One of the largest bodies is PEPFAR, the US President's Emergency Plan for AIDS Relief who are ‘working with local governments and public health partners to create an acceptable and sustainable model for implementing circumcision programs’ in Africa and other countries (including Haiti and Vietnam). 

Who are these partners? They include the Catholic Relief Services, Family Health International and the Elisabeth Glaser Paediatric AIDS Foundation. The PEPFAR website lists them and their areas of concern. For many of them, ‘Abstinence and Be Faithful’ are on that list. Taking a random sample of countries, in Rwanda 11 out of the 23 partners promote abstinence and in South Africa, 28 out of 93 partners – for a few of them,  this is their only agenda.

Given the Catholic Church’s opposition to condoms to the point of lying about their effectiveness, and that of many American Evangelical organisations, could it be possible that circumcision is being promoted over condom use for less-than scientific reasons?

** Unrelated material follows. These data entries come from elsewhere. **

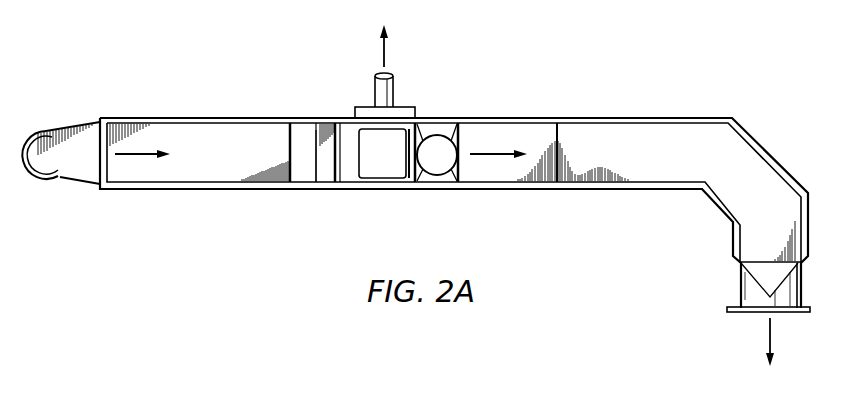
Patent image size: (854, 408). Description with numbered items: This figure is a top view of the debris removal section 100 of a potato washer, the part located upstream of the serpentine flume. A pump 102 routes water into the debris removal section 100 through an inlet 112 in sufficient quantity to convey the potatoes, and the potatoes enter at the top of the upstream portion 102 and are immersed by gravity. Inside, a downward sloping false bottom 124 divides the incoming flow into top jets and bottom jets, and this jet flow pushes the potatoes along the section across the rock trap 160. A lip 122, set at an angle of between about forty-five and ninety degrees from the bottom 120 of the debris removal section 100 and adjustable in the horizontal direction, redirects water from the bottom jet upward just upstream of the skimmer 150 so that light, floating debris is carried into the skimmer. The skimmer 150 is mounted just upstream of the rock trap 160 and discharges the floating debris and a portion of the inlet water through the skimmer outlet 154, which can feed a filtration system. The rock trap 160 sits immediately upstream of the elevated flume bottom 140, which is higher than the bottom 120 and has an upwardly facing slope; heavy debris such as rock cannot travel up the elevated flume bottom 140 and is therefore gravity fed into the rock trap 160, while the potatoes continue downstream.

The debris removal section 100 is at (230, 64).
The pump 102 is at (137, 176).
The inlet 112 is at (82, 173).
The bottom 120 is at (305, 138).
The lip 122 is at (325, 172).
The false bottom 124 is at (213, 176).
The elevated flume bottom 140 is at (496, 138).
The skimmer 150 is at (383, 172).
The skimmer outlet 154 is at (405, 108).
The rock trap 160 is at (440, 172).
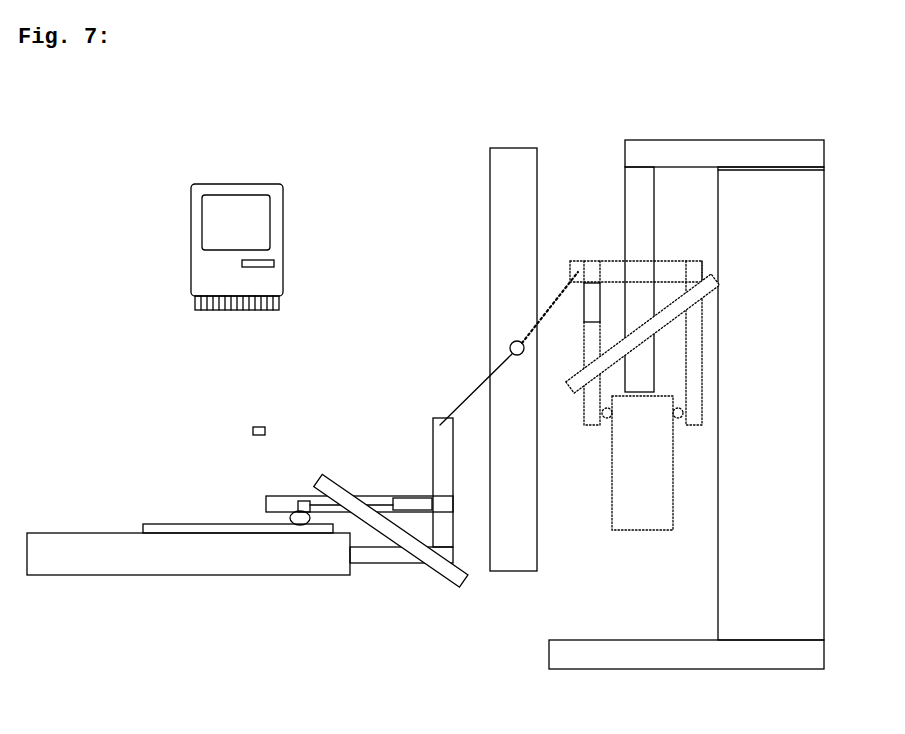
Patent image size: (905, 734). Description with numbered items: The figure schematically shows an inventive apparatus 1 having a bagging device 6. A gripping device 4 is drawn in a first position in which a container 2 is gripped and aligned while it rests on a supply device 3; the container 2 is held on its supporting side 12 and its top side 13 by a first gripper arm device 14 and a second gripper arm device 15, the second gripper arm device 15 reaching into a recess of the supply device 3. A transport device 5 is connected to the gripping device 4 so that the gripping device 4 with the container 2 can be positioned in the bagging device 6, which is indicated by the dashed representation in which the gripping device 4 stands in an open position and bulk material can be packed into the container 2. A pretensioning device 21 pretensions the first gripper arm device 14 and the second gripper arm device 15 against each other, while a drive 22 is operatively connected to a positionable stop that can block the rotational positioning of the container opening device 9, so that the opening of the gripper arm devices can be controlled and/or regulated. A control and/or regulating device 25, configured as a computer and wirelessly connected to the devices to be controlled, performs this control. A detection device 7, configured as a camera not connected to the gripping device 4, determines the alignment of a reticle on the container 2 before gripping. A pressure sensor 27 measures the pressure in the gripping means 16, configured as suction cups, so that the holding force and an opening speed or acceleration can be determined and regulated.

The apparatus 1 is at (393, 160).
The container 2 is at (186, 515).
The supply device 3 is at (46, 532).
The gripping device 4 is at (397, 576).
The transport device 5 is at (490, 333).
The bagging device 6 is at (625, 208).
The detection device 7 is at (266, 427).
The container opening device 9 is at (432, 573).
The supporting side 12 is at (268, 535).
The top side 13 is at (265, 524).
The first gripper arm device 14 is at (379, 495).
The second gripper arm device 15 is at (380, 564).
The gripping means 16 is at (293, 510).
The pretensioning device 21 is at (455, 525).
The drive 22 is at (410, 496).
The control and/or regulating device 25 is at (191, 222).
The pressure sensor 27 is at (305, 500).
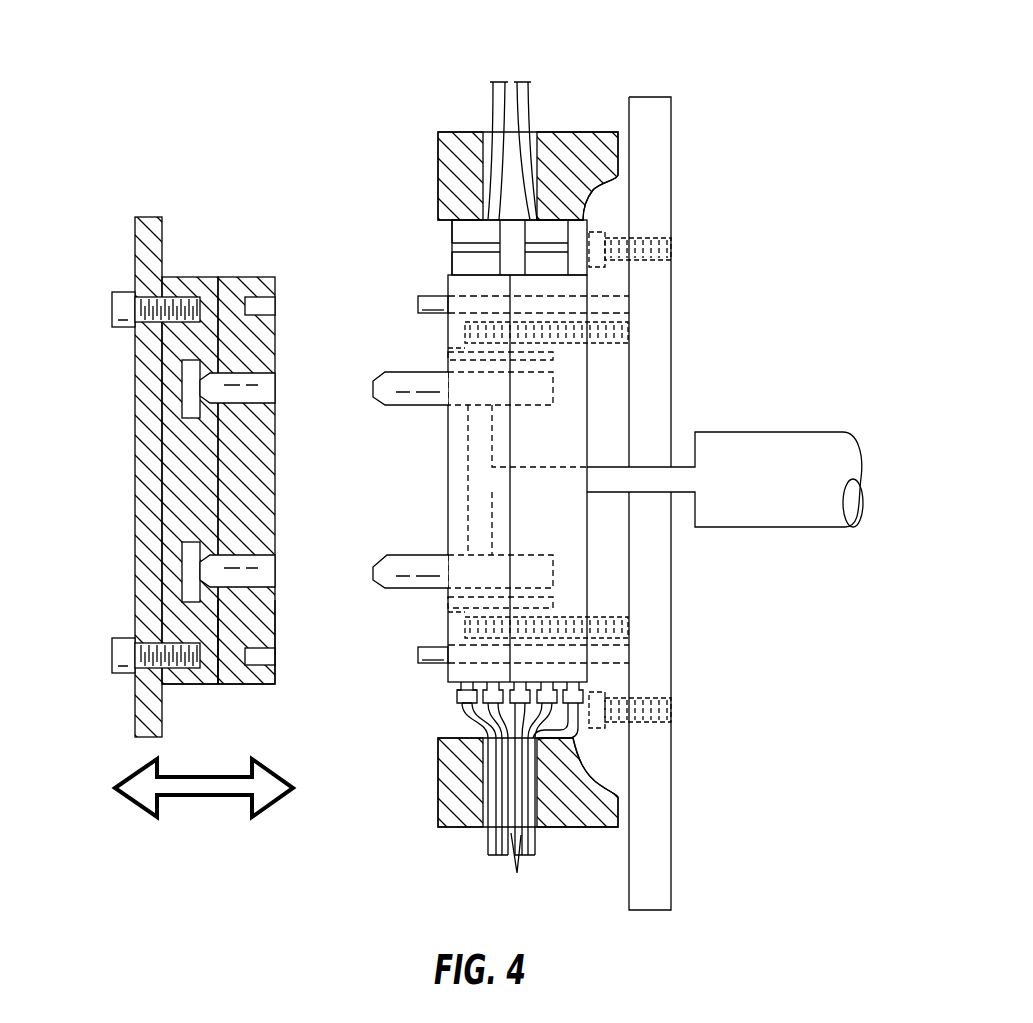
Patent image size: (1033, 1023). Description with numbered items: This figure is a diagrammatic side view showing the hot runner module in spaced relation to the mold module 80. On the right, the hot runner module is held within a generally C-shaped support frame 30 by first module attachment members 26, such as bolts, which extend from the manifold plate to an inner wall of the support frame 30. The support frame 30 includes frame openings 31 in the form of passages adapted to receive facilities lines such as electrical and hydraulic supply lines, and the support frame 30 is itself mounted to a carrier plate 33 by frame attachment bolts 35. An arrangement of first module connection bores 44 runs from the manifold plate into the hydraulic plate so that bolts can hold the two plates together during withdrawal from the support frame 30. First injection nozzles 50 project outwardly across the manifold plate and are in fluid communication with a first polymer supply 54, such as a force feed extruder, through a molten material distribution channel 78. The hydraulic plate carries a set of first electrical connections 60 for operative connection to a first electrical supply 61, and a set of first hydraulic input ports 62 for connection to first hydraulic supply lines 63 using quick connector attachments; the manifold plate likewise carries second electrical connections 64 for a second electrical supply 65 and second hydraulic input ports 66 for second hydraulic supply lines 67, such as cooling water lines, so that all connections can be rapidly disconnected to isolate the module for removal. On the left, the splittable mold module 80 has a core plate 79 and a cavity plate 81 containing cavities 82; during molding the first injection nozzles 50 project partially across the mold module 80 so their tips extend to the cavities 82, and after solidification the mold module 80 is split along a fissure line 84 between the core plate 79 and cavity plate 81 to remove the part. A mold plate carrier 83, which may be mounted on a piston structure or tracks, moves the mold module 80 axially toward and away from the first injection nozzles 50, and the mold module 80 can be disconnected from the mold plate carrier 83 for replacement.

The first module attachment members 26 is at (632, 330).
The support frame 30 is at (583, 132).
The frame openings 31 is at (530, 132).
The carrier plate 33 is at (672, 96).
The frame attachment bolts 35 is at (672, 252).
The first module connection bores 44 is at (557, 357).
The first injection nozzles 50 is at (382, 372).
The first polymer supply 54 is at (845, 432).
The first electrical connections 60 is at (555, 260).
The first electrical supply 61 is at (563, 235).
The first hydraulic input ports 62 is at (590, 713).
The first hydraulic supply lines 63 is at (587, 692).
The second electrical connections 64 is at (460, 258).
The second electrical supply 65 is at (460, 240).
The second hydraulic input ports 66 is at (460, 687).
The second hydraulic supply lines 67 is at (487, 710).
The molten material distribution channel 78 is at (495, 430).
The core plate 79 is at (276, 686).
The mold module 80 is at (262, 250).
The cavity plate 81 is at (182, 686).
The cavities 82 is at (190, 402).
The mold plate carrier 83 is at (135, 238).
The fissure line 84 is at (218, 686).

Abstinence has been shown to be an ineffective programme in the US and under the Bush regime, many lies were spread about condom use, so are they promoting circumcision rather than condoms? Pro-abstinence campaigners, especially religious ones, are often anti-condom.

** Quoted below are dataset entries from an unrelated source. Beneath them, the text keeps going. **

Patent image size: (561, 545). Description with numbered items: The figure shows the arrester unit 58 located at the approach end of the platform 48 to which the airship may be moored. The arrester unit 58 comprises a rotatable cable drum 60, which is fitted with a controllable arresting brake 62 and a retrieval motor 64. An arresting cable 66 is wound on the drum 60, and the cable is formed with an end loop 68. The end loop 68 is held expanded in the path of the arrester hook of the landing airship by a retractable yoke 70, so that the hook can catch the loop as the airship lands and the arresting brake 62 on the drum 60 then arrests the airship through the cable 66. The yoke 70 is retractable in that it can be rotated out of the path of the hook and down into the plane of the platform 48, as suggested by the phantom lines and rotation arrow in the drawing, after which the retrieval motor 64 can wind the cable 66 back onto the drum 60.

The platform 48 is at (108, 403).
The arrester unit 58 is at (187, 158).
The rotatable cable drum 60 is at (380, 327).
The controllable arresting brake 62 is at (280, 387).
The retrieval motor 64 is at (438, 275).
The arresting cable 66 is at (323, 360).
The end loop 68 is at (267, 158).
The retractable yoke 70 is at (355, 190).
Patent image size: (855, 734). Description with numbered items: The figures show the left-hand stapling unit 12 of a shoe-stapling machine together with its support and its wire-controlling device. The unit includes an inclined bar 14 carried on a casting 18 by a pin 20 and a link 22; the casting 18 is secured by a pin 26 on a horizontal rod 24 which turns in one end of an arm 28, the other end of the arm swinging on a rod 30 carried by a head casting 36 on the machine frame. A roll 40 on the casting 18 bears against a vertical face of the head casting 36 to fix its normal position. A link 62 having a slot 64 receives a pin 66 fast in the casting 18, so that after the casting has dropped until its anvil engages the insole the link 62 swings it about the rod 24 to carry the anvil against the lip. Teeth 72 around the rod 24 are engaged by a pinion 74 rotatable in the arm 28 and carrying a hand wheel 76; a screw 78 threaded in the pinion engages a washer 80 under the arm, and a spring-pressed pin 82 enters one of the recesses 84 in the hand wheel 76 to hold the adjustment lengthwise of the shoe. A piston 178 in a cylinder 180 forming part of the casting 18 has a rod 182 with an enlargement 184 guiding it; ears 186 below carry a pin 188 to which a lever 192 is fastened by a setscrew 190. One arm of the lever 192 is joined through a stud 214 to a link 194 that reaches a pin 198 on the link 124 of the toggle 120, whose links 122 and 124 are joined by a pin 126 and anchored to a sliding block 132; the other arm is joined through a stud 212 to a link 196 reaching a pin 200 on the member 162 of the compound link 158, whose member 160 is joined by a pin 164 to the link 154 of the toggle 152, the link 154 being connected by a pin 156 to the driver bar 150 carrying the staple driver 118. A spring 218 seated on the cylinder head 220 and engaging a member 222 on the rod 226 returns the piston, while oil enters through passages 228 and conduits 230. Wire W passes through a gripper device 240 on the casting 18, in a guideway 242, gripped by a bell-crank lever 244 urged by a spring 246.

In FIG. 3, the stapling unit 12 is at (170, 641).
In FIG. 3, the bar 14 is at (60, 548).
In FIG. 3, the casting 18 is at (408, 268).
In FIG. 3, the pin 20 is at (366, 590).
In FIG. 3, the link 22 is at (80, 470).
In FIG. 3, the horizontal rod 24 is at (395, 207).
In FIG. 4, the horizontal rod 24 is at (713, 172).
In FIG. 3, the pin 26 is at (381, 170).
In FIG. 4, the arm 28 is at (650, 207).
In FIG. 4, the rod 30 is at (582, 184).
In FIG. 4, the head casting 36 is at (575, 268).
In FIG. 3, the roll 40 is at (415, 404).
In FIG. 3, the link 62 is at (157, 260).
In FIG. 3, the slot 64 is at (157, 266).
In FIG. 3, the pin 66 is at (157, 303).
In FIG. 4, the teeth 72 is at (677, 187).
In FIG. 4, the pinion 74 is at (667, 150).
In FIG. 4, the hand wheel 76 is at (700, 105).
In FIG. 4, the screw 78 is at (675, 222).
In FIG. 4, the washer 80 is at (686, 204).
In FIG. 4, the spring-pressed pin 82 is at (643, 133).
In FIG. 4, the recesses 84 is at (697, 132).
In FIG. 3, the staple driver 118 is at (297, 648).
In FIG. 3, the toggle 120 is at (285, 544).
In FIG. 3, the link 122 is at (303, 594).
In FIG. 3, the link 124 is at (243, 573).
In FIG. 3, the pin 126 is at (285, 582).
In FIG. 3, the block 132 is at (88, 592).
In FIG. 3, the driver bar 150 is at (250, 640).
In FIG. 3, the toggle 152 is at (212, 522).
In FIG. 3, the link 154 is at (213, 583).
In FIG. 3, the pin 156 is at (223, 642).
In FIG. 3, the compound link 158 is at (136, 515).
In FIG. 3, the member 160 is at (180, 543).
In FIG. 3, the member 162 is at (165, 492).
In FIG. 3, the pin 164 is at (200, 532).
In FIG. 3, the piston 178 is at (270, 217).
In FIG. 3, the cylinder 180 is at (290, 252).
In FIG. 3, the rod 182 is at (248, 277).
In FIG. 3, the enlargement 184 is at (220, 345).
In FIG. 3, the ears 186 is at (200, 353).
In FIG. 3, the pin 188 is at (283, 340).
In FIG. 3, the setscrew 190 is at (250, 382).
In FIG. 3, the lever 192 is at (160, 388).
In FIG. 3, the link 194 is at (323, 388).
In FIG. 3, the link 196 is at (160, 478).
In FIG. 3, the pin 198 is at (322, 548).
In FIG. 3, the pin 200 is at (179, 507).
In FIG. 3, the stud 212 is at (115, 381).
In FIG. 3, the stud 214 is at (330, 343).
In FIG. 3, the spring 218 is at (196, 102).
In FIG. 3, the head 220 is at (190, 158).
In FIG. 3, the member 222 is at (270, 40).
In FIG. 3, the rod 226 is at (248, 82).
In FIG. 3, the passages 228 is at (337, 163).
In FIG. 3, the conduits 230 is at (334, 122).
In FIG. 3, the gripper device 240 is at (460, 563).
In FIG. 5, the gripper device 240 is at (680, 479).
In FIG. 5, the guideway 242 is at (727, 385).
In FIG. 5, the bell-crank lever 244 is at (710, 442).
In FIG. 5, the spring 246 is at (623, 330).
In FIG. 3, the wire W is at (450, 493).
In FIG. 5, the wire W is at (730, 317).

In America, circumcision has been declining in some states but the overall prevalence is still 65% (compared with 16% in the UK). As Dr Lempert points out:  ‘the majority of the American male population has been circumcised whilst they have a rather high rate of HIV infection’.

There is also the issue of consent. Adult men may be able to weigh the facts and make their own decision, but boys and new borns cannot.

To go back to the Independent article, it implies that all parents should seriously weigh up circumcising their male children. But the issue is far more complex than is being presented. There is undeniably resistance to condom use in many cultures for a variety of reasons that need to be overcome and logistical questions of distribution, but the promotion of both circumcision and condom use is tainted with many unknowns and mixed motives; should anyone – doctors, funding bodies, sexually active men or parents - be contemplating or recommending an irreversible surgical procedure just yet?